Going completely alone on a trip might not be for everyone. Some people really need to be around others and have company most of the time. Some might be wanting to visit a country that doesn’t have the safest record for travelers and a female might not feel like visiting a non-female friendly country alone.

If you do not have a friend to go with then this could present an issue as it’s often hard to find someone to go on a trip with, particularly if it’s longer than a usual week vacation.

There are other ways to tackle this issue though.

Probably not the cheapest option but one of the easiest is to join an existing group who specializes in providing single group travel. Although they don’t all target solo travelers solely, many group trips tend to have at least half their clients going along on their own making it easy to hook up with others.

These trips range from weekends away to huge trans-continental overland tours lasting many months so you could find yourself on a city break weekend to Prague or a three month expedition from Cairo to Cape Town!

These trips will often have transport and accommodation included but you will likely be spending more money than if you do it independently but remember you are getting a guide and the company of others.

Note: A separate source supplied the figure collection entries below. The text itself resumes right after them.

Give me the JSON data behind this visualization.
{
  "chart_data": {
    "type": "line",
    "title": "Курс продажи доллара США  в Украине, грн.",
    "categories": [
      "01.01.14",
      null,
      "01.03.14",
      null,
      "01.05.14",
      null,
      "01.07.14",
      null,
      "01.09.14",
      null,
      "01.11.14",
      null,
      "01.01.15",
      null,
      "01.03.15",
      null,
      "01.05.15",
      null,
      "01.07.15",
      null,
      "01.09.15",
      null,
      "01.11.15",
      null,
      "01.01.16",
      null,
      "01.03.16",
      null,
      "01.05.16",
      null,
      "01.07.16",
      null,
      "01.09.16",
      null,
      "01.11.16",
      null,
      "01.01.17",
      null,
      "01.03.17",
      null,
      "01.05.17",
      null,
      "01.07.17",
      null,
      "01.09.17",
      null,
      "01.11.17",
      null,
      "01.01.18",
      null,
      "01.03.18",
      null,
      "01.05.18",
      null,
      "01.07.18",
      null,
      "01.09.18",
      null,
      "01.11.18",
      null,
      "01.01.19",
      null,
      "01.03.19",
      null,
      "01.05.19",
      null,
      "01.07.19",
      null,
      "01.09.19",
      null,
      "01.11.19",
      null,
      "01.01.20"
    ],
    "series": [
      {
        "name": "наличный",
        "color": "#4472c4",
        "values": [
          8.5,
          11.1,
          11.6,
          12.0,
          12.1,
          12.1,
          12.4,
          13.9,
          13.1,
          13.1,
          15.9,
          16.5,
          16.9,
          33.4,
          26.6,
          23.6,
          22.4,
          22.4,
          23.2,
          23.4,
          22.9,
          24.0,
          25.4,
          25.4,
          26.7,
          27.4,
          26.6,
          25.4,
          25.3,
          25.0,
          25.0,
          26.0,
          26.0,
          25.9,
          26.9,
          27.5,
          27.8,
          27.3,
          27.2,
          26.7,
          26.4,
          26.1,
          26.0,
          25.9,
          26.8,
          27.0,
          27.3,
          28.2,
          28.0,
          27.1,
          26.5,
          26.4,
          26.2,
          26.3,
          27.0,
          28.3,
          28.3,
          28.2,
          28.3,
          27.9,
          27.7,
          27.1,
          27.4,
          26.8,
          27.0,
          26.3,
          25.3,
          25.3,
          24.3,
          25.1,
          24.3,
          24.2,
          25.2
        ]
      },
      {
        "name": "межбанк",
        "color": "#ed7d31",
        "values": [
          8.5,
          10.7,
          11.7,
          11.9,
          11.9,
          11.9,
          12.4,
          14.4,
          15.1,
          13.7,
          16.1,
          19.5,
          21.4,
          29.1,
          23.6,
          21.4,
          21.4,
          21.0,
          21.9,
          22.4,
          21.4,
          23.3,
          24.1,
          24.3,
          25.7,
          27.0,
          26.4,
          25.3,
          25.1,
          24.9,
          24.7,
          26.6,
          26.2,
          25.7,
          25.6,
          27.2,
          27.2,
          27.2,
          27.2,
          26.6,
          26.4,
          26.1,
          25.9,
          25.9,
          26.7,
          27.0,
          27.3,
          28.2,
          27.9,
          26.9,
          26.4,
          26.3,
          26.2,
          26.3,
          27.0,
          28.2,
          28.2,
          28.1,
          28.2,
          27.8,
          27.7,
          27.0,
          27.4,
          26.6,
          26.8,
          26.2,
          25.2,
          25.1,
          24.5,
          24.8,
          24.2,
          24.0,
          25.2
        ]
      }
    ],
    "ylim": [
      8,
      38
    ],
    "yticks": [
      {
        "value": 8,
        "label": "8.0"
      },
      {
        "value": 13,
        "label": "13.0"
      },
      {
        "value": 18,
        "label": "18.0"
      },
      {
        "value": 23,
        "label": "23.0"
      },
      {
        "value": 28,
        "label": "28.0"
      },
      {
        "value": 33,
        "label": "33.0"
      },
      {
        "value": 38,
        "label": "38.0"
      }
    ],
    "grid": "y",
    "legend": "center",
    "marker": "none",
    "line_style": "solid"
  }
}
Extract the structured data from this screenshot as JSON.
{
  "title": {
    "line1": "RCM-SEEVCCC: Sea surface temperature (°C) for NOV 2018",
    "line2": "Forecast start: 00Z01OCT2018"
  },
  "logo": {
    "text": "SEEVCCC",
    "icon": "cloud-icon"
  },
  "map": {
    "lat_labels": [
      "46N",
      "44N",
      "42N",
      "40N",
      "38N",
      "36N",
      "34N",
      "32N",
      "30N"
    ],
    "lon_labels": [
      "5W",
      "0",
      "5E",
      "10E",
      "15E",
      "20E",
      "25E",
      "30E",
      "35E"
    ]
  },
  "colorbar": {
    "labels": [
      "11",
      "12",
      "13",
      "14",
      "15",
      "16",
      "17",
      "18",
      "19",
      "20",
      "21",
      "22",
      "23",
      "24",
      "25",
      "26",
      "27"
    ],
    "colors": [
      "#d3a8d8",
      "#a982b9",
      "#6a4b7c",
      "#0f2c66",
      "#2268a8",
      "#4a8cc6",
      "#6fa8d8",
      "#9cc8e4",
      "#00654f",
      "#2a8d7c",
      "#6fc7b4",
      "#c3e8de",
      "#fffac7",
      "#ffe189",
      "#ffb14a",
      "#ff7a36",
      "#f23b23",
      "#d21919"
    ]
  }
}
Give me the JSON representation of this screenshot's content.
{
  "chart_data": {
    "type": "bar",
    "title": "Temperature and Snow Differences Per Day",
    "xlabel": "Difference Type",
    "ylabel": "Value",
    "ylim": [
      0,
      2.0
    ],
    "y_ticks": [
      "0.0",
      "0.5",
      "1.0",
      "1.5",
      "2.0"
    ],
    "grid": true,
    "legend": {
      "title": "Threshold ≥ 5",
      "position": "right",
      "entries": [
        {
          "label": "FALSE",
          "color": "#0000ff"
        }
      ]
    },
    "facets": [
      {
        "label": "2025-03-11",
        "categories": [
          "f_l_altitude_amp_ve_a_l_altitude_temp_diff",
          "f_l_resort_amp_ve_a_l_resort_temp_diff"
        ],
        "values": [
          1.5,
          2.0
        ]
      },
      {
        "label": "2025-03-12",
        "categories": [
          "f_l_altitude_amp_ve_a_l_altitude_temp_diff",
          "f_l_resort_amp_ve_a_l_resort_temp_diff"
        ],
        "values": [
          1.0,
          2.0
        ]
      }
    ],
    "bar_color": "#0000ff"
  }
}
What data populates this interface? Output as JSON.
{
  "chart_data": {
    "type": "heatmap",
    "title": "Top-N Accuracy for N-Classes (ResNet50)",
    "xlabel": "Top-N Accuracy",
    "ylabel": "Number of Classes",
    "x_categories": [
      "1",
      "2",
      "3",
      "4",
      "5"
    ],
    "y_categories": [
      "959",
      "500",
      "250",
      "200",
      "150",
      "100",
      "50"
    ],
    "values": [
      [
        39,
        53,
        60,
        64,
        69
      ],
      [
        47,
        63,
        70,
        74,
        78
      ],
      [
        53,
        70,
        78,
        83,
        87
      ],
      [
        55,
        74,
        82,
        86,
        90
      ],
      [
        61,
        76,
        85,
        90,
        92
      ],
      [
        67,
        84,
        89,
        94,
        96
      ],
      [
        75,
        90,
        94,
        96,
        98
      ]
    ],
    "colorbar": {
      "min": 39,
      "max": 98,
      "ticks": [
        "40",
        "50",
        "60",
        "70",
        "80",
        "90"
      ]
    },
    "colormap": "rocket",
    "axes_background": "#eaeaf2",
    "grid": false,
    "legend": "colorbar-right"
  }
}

If you need to keep to a tight budget but still want guaranteed company of others then using a scheme like hospitality club or couchsurfing where you end up staying with a local for a number of nights and normally they will show you around their city or area.

These schemes are done on a voluntary basis and can be a great way of seeing ‘off the beaten track’ places that the guidebooks have omitted. There is always the chance of making very good friends along the way and the opportunity to meet others through catch-up events.

Other ways to keep company on your travels could be volunteering although these tend to involve being in one place longer than you would normally as a traveler.

However there are many volunteer schemes that involve short stays, even  just a week long. Some do have expensive fees and fall more under the voluntourism banner but it’s always possible to make yourself known to local schools or other organisations and offer your services.

Finally you could just resort to staying in friendly hostels that have dormitory rooms. These are great for meeting other travelers as even the most shy person will generally strike up a conversation in a dorm room.